Their two sons, Hari and Ashok Kondabolu, are artists who explore race, identity, and politics through raw, cutting, hilarious screeds. Hari is a stand-up comedian, while Ashok raps in Das Racist. And it's through understanding comedy that Das Racist unfurls.
"Two of us are Indian," Ashok says of the band, which also includes Himanshu Suri and Victor Vazquez. "And there's not too many Indian people in music or in any entertainment. Victor is Afro-Cuban and white, so he seems racially ambiguous. So people just think we're more amusing and harder to make sense of in their bullshit racial matrices. We're much more difficult to peg, so they don't know how to approach somebody like that."
But the song that put Das Racist on the map had nothing to do with race. It was a kiss-off, a joke. "Combination Pizza Hut and Taco Bell" is sparse, repetitive, and mindless—two dudes lost in the buzzing corporate haze.
Its popularity sometimes surprises the band. "This is literally something that was goofing off," says Ashok. "One of the songs took off unexpectedly and was kind of a way to get everything going."
The ensuing mixtapes, Shut Up, Dude and Sit Down, Man, introduced Das Racist as dexterous, melodic rappers with something to say—albeit under a guise of clever, coded wordplay. Among jokes about sex and drugs, Das Racist gets real, and here the comedic ethos comes into play: As generations of political stand-up comedians have explained, the jokes have to come first—audiences don't pay to be yelled at.
"Talking about significant things, it's less off-putting initially," says Ashok of the jokey nature. "If you just start straight-talking about identity politics and race and white people, nobody wants to hear that. Especially a white dude, I imagine."
That Das Racist outlived the hype surrounding "Pizza Hut" is a testament to more than a laugh or racial novelty.

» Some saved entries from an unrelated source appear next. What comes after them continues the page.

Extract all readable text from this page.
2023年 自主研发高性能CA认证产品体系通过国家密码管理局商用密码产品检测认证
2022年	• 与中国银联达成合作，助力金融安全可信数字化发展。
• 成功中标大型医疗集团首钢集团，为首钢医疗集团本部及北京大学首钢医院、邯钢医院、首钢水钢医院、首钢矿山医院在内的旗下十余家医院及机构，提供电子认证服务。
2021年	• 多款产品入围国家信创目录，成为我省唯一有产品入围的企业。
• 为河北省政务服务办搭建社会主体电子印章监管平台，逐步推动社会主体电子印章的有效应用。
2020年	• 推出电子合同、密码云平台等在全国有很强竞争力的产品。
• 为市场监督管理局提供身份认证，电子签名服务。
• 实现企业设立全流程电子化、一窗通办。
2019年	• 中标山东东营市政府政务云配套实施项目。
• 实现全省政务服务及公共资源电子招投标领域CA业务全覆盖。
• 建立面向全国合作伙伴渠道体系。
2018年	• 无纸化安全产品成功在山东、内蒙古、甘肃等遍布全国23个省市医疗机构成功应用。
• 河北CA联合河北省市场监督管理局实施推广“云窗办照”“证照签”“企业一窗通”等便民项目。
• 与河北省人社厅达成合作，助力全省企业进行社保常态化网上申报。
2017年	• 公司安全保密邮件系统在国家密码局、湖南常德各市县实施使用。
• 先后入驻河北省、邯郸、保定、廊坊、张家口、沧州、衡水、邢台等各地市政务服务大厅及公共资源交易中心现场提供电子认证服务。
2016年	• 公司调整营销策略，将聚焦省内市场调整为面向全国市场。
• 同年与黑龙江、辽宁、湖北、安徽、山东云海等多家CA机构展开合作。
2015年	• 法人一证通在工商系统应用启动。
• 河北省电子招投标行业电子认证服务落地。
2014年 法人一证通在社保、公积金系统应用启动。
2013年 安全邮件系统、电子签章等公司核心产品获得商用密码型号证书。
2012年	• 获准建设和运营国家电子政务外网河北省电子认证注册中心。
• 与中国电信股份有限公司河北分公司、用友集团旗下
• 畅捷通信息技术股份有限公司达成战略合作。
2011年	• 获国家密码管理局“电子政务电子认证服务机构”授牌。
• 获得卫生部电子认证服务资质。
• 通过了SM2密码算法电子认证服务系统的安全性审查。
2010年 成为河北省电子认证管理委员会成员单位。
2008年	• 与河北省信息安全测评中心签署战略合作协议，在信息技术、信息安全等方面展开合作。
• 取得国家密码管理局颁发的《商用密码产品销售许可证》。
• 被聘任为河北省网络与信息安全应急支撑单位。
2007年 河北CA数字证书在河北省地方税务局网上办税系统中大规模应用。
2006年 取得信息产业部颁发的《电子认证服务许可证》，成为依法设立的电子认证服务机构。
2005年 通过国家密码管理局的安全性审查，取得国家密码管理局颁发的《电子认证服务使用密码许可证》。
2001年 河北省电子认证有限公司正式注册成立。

They combine glitchy, sparse, chopped, modern production with old-school reverence—rather than relying on hooks, long and intricate verses take precedent. They pride themselves in energetic, odd, and confrontational performances.
"We got press for our live show before we got press for 'Pizza Hut Taco Bell,'" explains Suri. "We would've gotten the project heard no matter what."